En invierno el puerto de Santa Pola amanece –amanece para los civiles, los pesqueros llevan horas faenando, no se rigen por el horario de los turistas somnolientos– abrazado por una pastosa niebla. Lo siniestro y lo terrible. Lo ominoso, como categoría, en la cofradía de pescadores empalidecida por una luz que no se corresponde a la Costa Blanca.
Boyas, nasas, bicheros. Una gaviota graznando. Cajas vacías, cajas rotas, cajas astilladas. Redes, anzuelos, un trozo de poliestireno. Una carnada partida, norayes, anclas. Hilo, fueloil, un pescador salta de la lancha con el móvil en la mano. Aparejos de chiripa, aparejos de medio fondo, aparejos quebrados. Trastos, cachivaches, mugre. La lonja cerrada. La heladería cerrada. La tienda de souvenirs cerrada. Tres empresas de taxis acuáticos cerradas. Quedan dos para salvar los 8 km que hay a Tabarca.

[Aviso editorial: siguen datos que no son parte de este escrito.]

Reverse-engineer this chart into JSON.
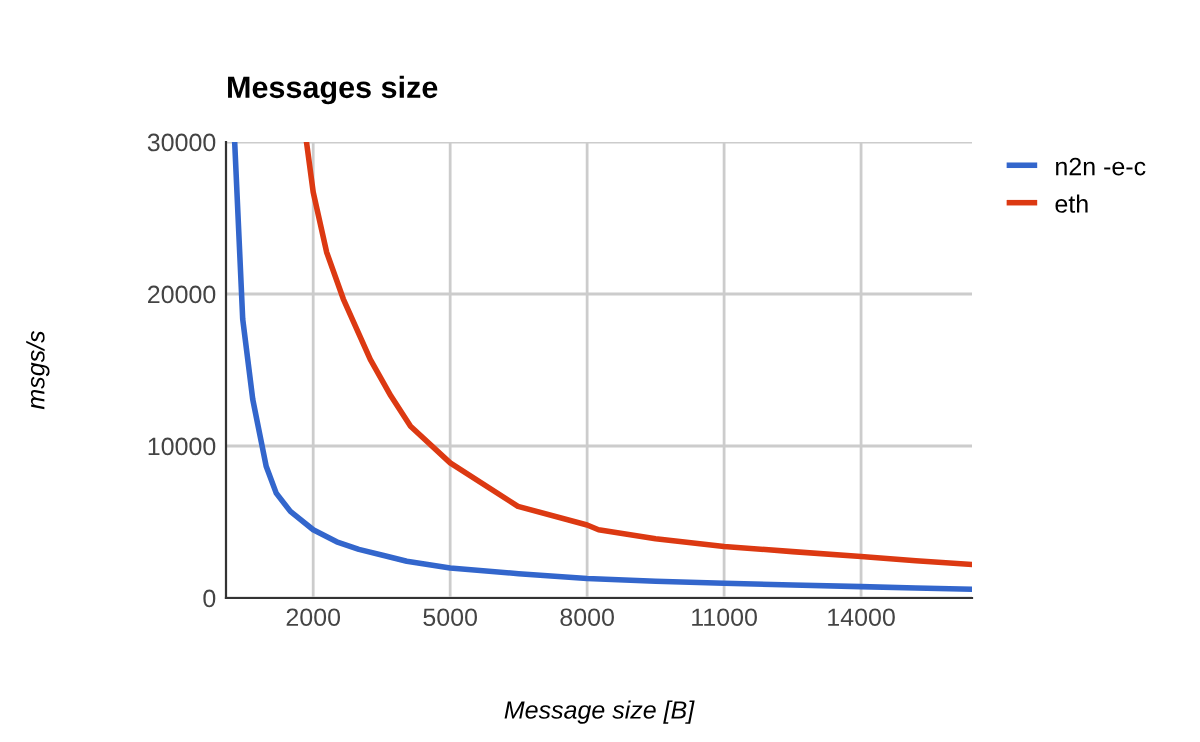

La única isla poblada de la Comunidad Valenciana tiene dos partes: en la vacía crecen matorrales de marrubio, amaranto y espergularia. En medio hay un faro de tres pisos con el cercado destrozado. La planta baja es una casa y parece que sus habitantes han salido por patas. 60x120 cm de espuma envuelta en acrílico azul con flores blancas, un colchón infantil agujereado al lado de una escalera abierta. Un sofá cochambroso fuera de lugar. Dibujos arrugados en el suelo, ninguno es de la familia de fareros.
En el núcleo urbano, Nueva Tabarca, hay aproximadamente 13 restaurantes. De una paella de marisco a otra los precios difieren 15 pavos por persona. El mantel añoso y las cartas macilentas son iguales. En ellas, fotos a la vez sobresaturadas y descoloridas de arroces (negro, a banda, seco de lechola, de gallina, meloso de bogavante –personalmente, junto al foie gras en la paella, el arroz de bogavante me parece sobrevalorado, arribista, sucedáneo de caviar–). Del personal de un restorán al otro sí que se va un mundo. Yo me quedo con Manuel Ramos, de Casa Ramos.